Tim Boetsch: I do and I don't. I wish people had understood the gameplan to beat Hector Lombard based on my performance. Palhares didn't do that. He stood in front of him and you saw what happened. I was hoping to see a bit more movement and that people had taken notes from what I did, but I didn't see it. I'm hoping that people take notes as he faces tougher competition that understand how to execute a gameplan, he's gonna run into the same problems he had with me.
Matt Bishop: When you get opponents changed on you, do you feel like you wasted the training camp spent preparing for the other guy?
Tim Boetsch: Well fortunately I've got the wizard Matt Hume in my corner. He's a mastermind and he's got long term goals set in place for my training. Even though I might be preparing for a specific opponent, I've got a longterm plan so our training camps aren't specifically focused on beating one opponent. We're constantly developing as mixed martial artists here and looking at the big picture. I don't think of any time spent working with Matt Hume as wasted time. I learn something new every day and gain new insights into the sport every time I'm in a training situation with him.

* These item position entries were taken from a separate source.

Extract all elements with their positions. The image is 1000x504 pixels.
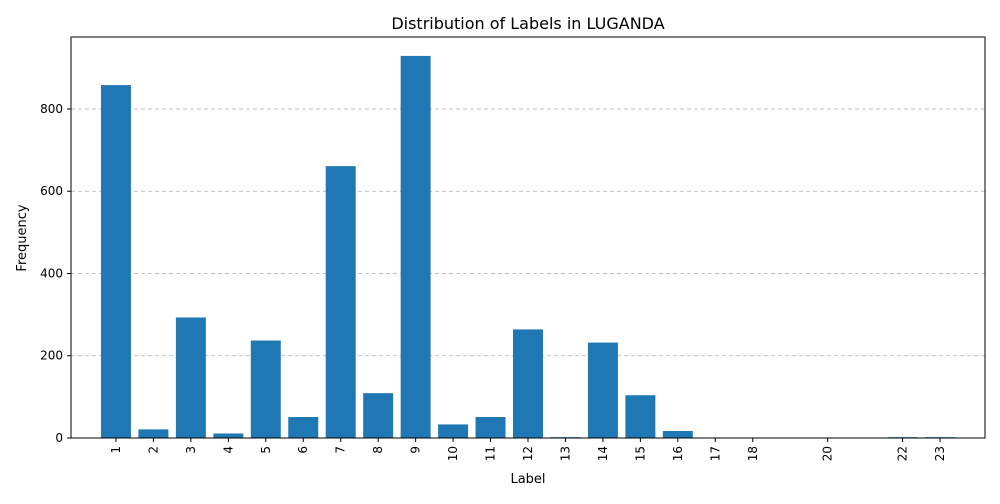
bar-label-16: [662, 431, 693, 438]
y-tick-label: 200: [40, 349, 63, 363]
x-tick-label: 22: [896, 446, 910, 461]
x-tick-label: 7: [334, 446, 348, 454]
y-tick-label: 400: [40, 266, 63, 280]
x-tick-label: 5: [259, 446, 273, 454]
x-tick-label: 20: [821, 446, 835, 461]
x-tick-label: 18: [746, 446, 760, 461]
x-tick-label: 13: [558, 446, 572, 461]
x-axis-label: Label: [510, 472, 545, 487]
x-tick-label: 11: [484, 446, 498, 461]
y-tick-label: 600: [40, 184, 63, 198]
bar-label-12: [513, 329, 543, 438]
bar-label-6: [288, 417, 319, 438]
x-tick-label: 8: [371, 446, 385, 454]
bar-label-1: [100, 85, 131, 439]
x-tick-label: 12: [521, 446, 535, 461]
bar-label-4: [213, 433, 244, 438]
bar-label-11: [475, 417, 506, 438]
x-tick-label: 23: [933, 446, 947, 461]
x-tick-label: 15: [633, 446, 647, 461]
x-tick-label: 3: [184, 446, 198, 454]
x-tick-label: 17: [708, 446, 722, 461]
y-axis-label: Frequency: [15, 204, 30, 271]
x-tick-label: 1: [109, 446, 123, 454]
bar-label-5: [250, 340, 281, 438]
x-tick-label: 4: [221, 446, 235, 454]
x-tick-label: 9: [409, 446, 423, 454]
bar-label-8: [363, 393, 394, 438]
y-tick-label: 0: [55, 431, 63, 445]
bar-label-3: [175, 317, 206, 438]
bar-label-2: [138, 429, 169, 438]
y-tick-label: 800: [40, 102, 63, 116]
bar-label-10: [438, 424, 469, 438]
x-tick-label: 14: [596, 446, 610, 461]
bar-layer: [100, 55, 956, 439]
x-tick-label: 6: [296, 446, 310, 454]
bar-label-7: [325, 166, 356, 438]
x-tick-label: 2: [146, 446, 160, 454]
x-tick-label: 16: [671, 446, 685, 461]
chart-title: Distribution of Labels in LUGANDA: [391, 14, 664, 33]
bar-label-15: [625, 395, 656, 438]
x-tick-label: 10: [446, 446, 460, 461]
bar-label-14: [587, 342, 618, 438]
bar-label-9: [400, 55, 431, 438]
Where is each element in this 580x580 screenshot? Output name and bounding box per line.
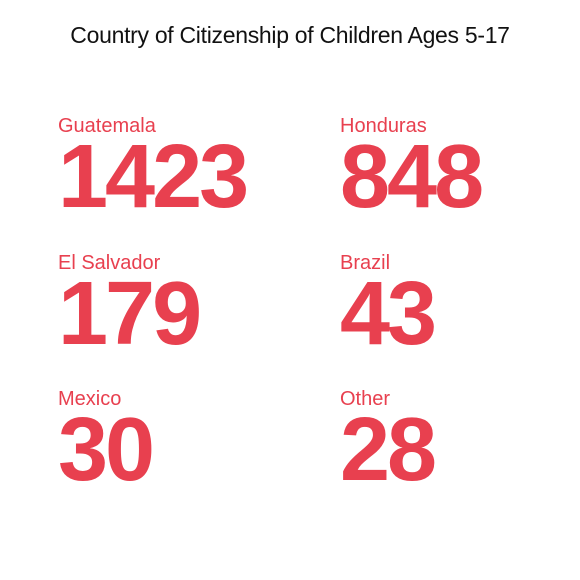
stat-label: El Salvador [58, 252, 161, 274]
stat-label: Mexico [58, 388, 122, 410]
stat-label: Guatemala [58, 115, 156, 137]
stat-guatemala: Guatemala 1423 [58, 115, 298, 227]
stat-value: 28 [340, 400, 437, 500]
stat-mexico: Mexico 30 [58, 388, 298, 500]
stat-label: Honduras [340, 115, 427, 137]
stat-value: 848 [340, 127, 484, 227]
stat-brazil: Brazil 43 [340, 252, 580, 364]
stat-value: 30 [58, 400, 155, 500]
stat-value: 1423 [58, 127, 249, 227]
stat-value: 43 [340, 264, 437, 364]
stat-label: Brazil [340, 252, 391, 274]
stat-value: 179 [58, 264, 202, 364]
stat-el-salvador: El Salvador 179 [58, 252, 298, 364]
chart-title: Country of Citizenship of Children Ages … [70, 22, 510, 48]
stat-honduras: Honduras 848 [340, 115, 580, 227]
stat-other: Other 28 [340, 388, 580, 500]
stat-label: Other [340, 388, 391, 410]
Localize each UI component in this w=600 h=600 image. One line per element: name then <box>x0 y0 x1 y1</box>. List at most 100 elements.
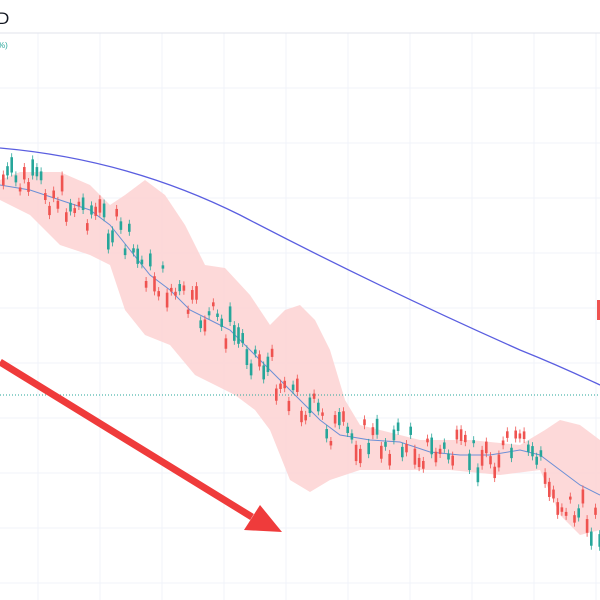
candle-body <box>233 325 236 341</box>
candle-body <box>279 383 282 389</box>
candle-body <box>380 445 383 459</box>
candle-body <box>60 175 64 192</box>
symbol: D <box>0 9 9 28</box>
top-bar <box>0 0 600 33</box>
candle-body <box>464 434 467 443</box>
candle-body <box>199 320 202 329</box>
candle-body <box>459 429 463 441</box>
candle-body <box>18 187 22 192</box>
candle-body <box>115 208 118 217</box>
candle-body <box>245 349 249 365</box>
candle-body <box>304 414 307 421</box>
candle-body <box>39 171 43 181</box>
candle-body <box>522 431 526 440</box>
candle-body <box>560 507 564 512</box>
candle-body <box>27 182 30 192</box>
candle-body <box>480 449 484 466</box>
candle-body <box>174 291 177 296</box>
candle-body <box>300 410 303 423</box>
candle-body <box>455 429 459 440</box>
candle-body <box>384 441 387 447</box>
candle-body <box>123 248 127 256</box>
candle-body <box>31 159 34 176</box>
candle-body <box>262 365 265 380</box>
candle-body <box>552 489 555 499</box>
candle-body <box>417 457 421 468</box>
candle-body <box>426 438 429 443</box>
candle-body <box>102 203 106 218</box>
candle-body <box>359 448 362 464</box>
candle-body <box>325 429 328 439</box>
candle-body <box>497 454 501 468</box>
candle-body <box>527 444 530 452</box>
candle-body <box>111 230 114 243</box>
candle-body <box>564 511 568 516</box>
candle-body <box>585 519 589 533</box>
candle-body <box>375 418 379 435</box>
candle-body <box>69 202 72 212</box>
candle-body <box>485 441 488 454</box>
candle-body <box>170 287 173 292</box>
candle-body <box>422 460 425 469</box>
candles <box>2 153 600 551</box>
candle-body <box>119 221 123 230</box>
candle-body <box>291 384 295 391</box>
candle-body <box>338 411 341 426</box>
candle-body <box>270 348 274 357</box>
candle-body <box>409 426 412 435</box>
candle-body <box>539 450 543 457</box>
candle-body <box>451 455 454 466</box>
candle-body <box>287 400 291 412</box>
candle-body <box>6 166 9 176</box>
candle-body <box>98 199 102 213</box>
candle-body <box>443 442 446 449</box>
candle-body <box>430 437 433 455</box>
candle-body <box>363 419 366 426</box>
candle-body <box>514 430 517 439</box>
candle-body <box>266 356 270 373</box>
candle-body <box>476 467 480 483</box>
candle-body <box>569 496 572 500</box>
candle-body <box>296 378 299 392</box>
candle-body <box>161 265 165 269</box>
candle-body <box>367 442 370 455</box>
candle-body <box>590 531 593 546</box>
candle-body <box>249 363 253 376</box>
arrow-head <box>244 505 282 532</box>
candle-body <box>506 431 509 438</box>
candle-body <box>48 205 51 216</box>
candle-body <box>10 157 13 173</box>
candle-body <box>140 259 144 265</box>
candle-body <box>81 197 85 211</box>
candle-body <box>94 206 97 216</box>
candle-body <box>594 507 597 515</box>
candle-body <box>598 534 600 547</box>
candle-body <box>216 313 219 317</box>
candle-body <box>312 393 316 399</box>
candle-body <box>212 302 215 307</box>
candle-body <box>237 327 240 344</box>
candle-body <box>317 402 320 412</box>
candle-body <box>128 223 131 232</box>
candle-body <box>186 309 190 314</box>
candle-body <box>535 456 538 465</box>
candle-body <box>413 448 417 465</box>
candle-body <box>346 426 349 433</box>
trend-arrow <box>0 359 282 532</box>
candle-body <box>224 338 228 349</box>
candle-body <box>329 440 333 446</box>
candle-body <box>207 311 211 316</box>
candle-body <box>518 433 522 439</box>
arrow-shaft <box>0 359 254 520</box>
candle-body <box>182 285 186 291</box>
candle-body <box>388 453 391 466</box>
candle-body <box>371 427 375 436</box>
candle-body <box>90 205 93 215</box>
candle-body <box>44 193 47 201</box>
candle-body <box>35 167 39 177</box>
candle-body <box>178 284 181 292</box>
candle-body <box>581 489 585 504</box>
candle-body <box>275 388 278 401</box>
candle-body <box>195 286 198 300</box>
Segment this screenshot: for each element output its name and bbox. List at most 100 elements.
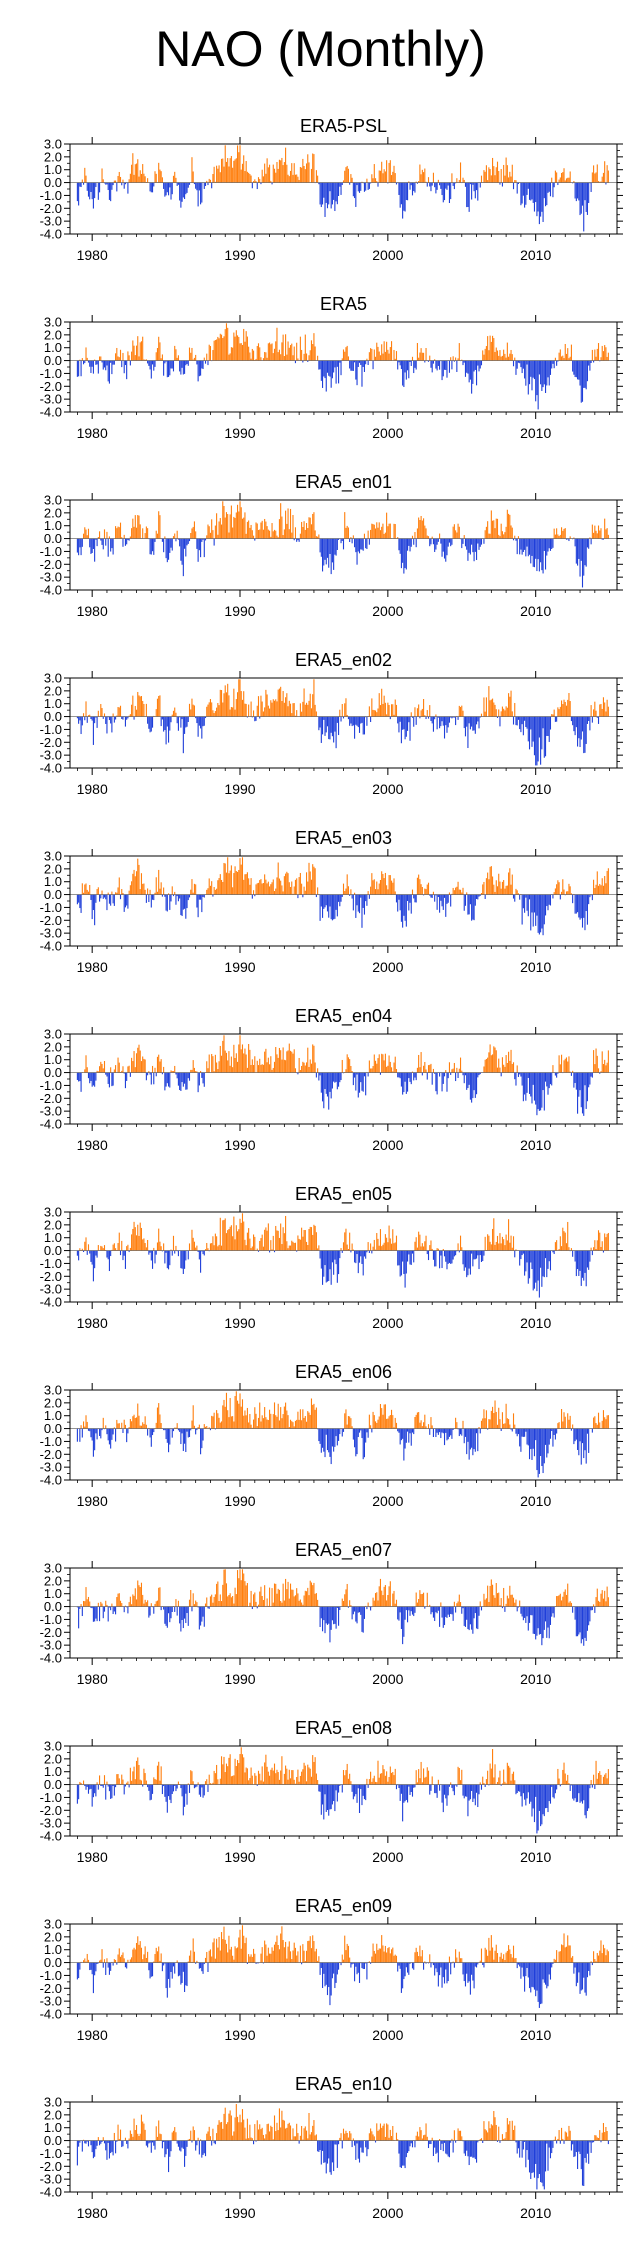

Matt Bishop: When you envision this fight against Costa Philippou in your mind, how do you see it going?
Tim Boetsch: I believe there's gonna be a brief feeling-out process in the first round, about a minute and a half and then one of us is going to decide that it's time to turn it on and it's gonna get very explosive, very high energy. I'm looking for this fight to probably be stopped in the middle of second round due to a TKO via the Barbarian. That's what I'm looking to do.